That’s right across from Santa Anita Park, which itself evolved from Baldwin’s own racetrack on his land, which fizzled after in 1909 after the state outlawed gambling. Arcadia continued to mostly be a small, quiet, ranching and farming town, though it did house a hot air balloon observation training school during World War I. The 1920's and 30's began to witness the beginnings of the urbanization that continues today, as civic institutions and paved streets started to spread and the population grew in turn.
Santa Anita Park officially opened at the end of 1934, bringing droves of Angelenos to its gates. In 1942, the grounds at Santa Anita Racetrack would become the site of The Civilian Assembly Center, the longest running and largest processing and holding center for Americans of Japanese heritage, who were being persecuted for their race in the face of war with Japan. More than 18,000 people would live there, often in horse stalls and other unfit, unsanitary conditions, as well as under armed guard, while the U.S. government worked on finishing more permanent internment camps such as Manzanar and Tule Lake. Many Japanese and Japanese-American locals, long prominent in the SGV's agricultural communities, would never return to this area. Later in the war, the grounds, then known as Camp Santa Anita, would hold thousands of prisoners of war from Nazi general Erwin Rommel’s German Afrika Korps soldiers.
Post-war, things boomed in Arcadia like they did in many parts of the nation, with suburbs expanding and full neighborhoods seemingly appearing overnight.

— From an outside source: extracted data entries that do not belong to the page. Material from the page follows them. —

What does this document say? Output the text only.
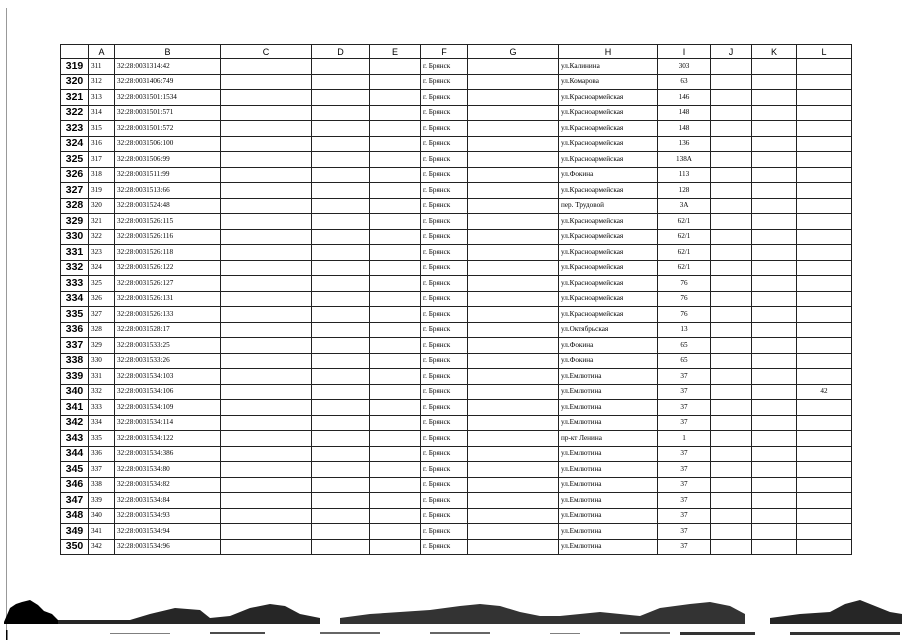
	A	B	C	D	E	F	G	H	I	J	K	L
319	311	32:28:0031314:42				г. Брянск		ул.Калинина	303			
320	312	32:28:0031406:749				г. Брянск		ул.Комарова	63			
321	313	32:28:0031501:1534				г. Брянск		ул.Красноармейская	146			
322	314	32:28:0031501:571				г. Брянск		ул.Красноармейская	148			
323	315	32:28:0031501:572				г. Брянск		ул.Красноармейская	148			
324	316	32:28:0031506:100				г. Брянск		ул.Красноармейская	136			
325	317	32:28:0031506:99				г. Брянск		ул.Красноармейская	138А			
326	318	32:28:0031511:99				г. Брянск		ул.Фокина	113			
327	319	32:28:0031513:66				г. Брянск		ул.Красноармейская	128			
328	320	32:28:0031524:48				г. Брянск		пер. Трудовой	3А			
329	321	32:28:0031526:115				г. Брянск		ул.Красноармейская	62/1			
330	322	32:28:0031526:116				г. Брянск		ул.Красноармейская	62/1			
331	323	32:28:0031526:118				г. Брянск		ул.Красноармейская	62/1			
332	324	32:28:0031526:122				г. Брянск		ул.Красноармейская	62/1			
333	325	32:28:0031526:127				г. Брянск		ул.Красноармейская	76			
334	326	32:28:0031526:131				г. Брянск		ул.Красноармейская	76			
335	327	32:28:0031526:133				г. Брянск		ул.Красноармейская	76			
336	328	32:28:0031528:17				г. Брянск		ул.Октябрьская	13			
337	329	32:28:0031533:25				г. Брянск		ул.Фокина	65			
338	330	32:28:0031533:26				г. Брянск		ул.Фокина	65			
339	331	32:28:0031534:103				г. Брянск		ул.Емлютина	37			
340	332	32:28:0031534:106				г. Брянск		ул.Емлютина	37			42
341	333	32:28:0031534:109				г. Брянск		ул.Емлютина	37			
342	334	32:28:0031534:114				г. Брянск		ул.Емлютина	37			
343	335	32:28:0031534:122				г. Брянск		пр-кт Ленина	1			
344	336	32:28:0031534:386				г. Брянск		ул.Емлютина	37			
345	337	32:28:0031534:80				г. Брянск		ул.Емлютина	37			
346	338	32:28:0031534:82				г. Брянск		ул.Емлютина	37			
347	339	32:28:0031534:84				г. Брянск		ул.Емлютина	37			
348	340	32:28:0031534:93				г. Брянск		ул.Емлютина	37			
349	341	32:28:0031534:94				г. Брянск		ул.Емлютина	37			
350	342	32:28:0031534:96				г. Брянск		ул.Емлютина	37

With its proximity to Pasadena and Los Angeles, and ample space for the large houses of high society’s scions, Arcadia’s population would multiply two and a half times between 1940-1950. The city’s infrastructure grew in turn, including the start of the commercial district known as West Arcadia Hub in 1951. A lot of people were left out of the boom, naturally, as property sale contracts included a provision that new residents could only sell their homes to White Protestants, which had been already weakened by a Supreme Court ruling in 1948 and was later struck down by the Court's ruling in 1965.
According to a 1985 story in the L.A. Times, Arcadia’s population was roughly 99% White into the late seventies, despite a long and often ignored history of influential pioneers from China, Japan, the Philippines, and South Asiaand their offspring populating, planting, and tending the San Gabriel Valley region stretching back to the 19th century. The 1980s saw a large uptick in new Asian residents, with Arcadia and its neighboring suburbs preferable to Chinese, Filipinos, and Koreans with means who were seeking proximity to the city, suburban comforts, and a consistently awarded public school system. As a community formed, the appeal of somewhat insular communities serving and supporting Asian immigrants and Asian Americans made it an ever more attractive destination for those seeking balanced proximity and distance from L.A. itself.
The Asian population of Arcadia surpassed a 7% Latino population at 9% by 1985. In another 15 years, Arcadia’s population would be counted as 59.2% Asian by a 2010 census. Today, both regional and innovative Chinese cuisine, among other great cookingfrom various cultures, is one of the major draws for outsider visitors to the city, with Arcadia's population of residents having Chinese heritage being surpassed only by nearby Monterey Park in Los Angeles as a whole.
Despite the city's relative diversity, prestigious Arcadia High School insists on having its sports teams and mascots named after the Apache and using Native stereotypes, an ongoing source of friction between numerous voices in the community that want to keep it and groups of Native American activists who have threatened to sue, along with others who object to the usage.
You might need a lot of money should you want to stay in Arcadia beyond dim sum. Business Insider ranked it the 23rd richest neighborhood in Southern California in 2014 and the 5th most expensive housing market in 2016, while CNN ranked it 7th for the highest median U.S. home costs in 2012.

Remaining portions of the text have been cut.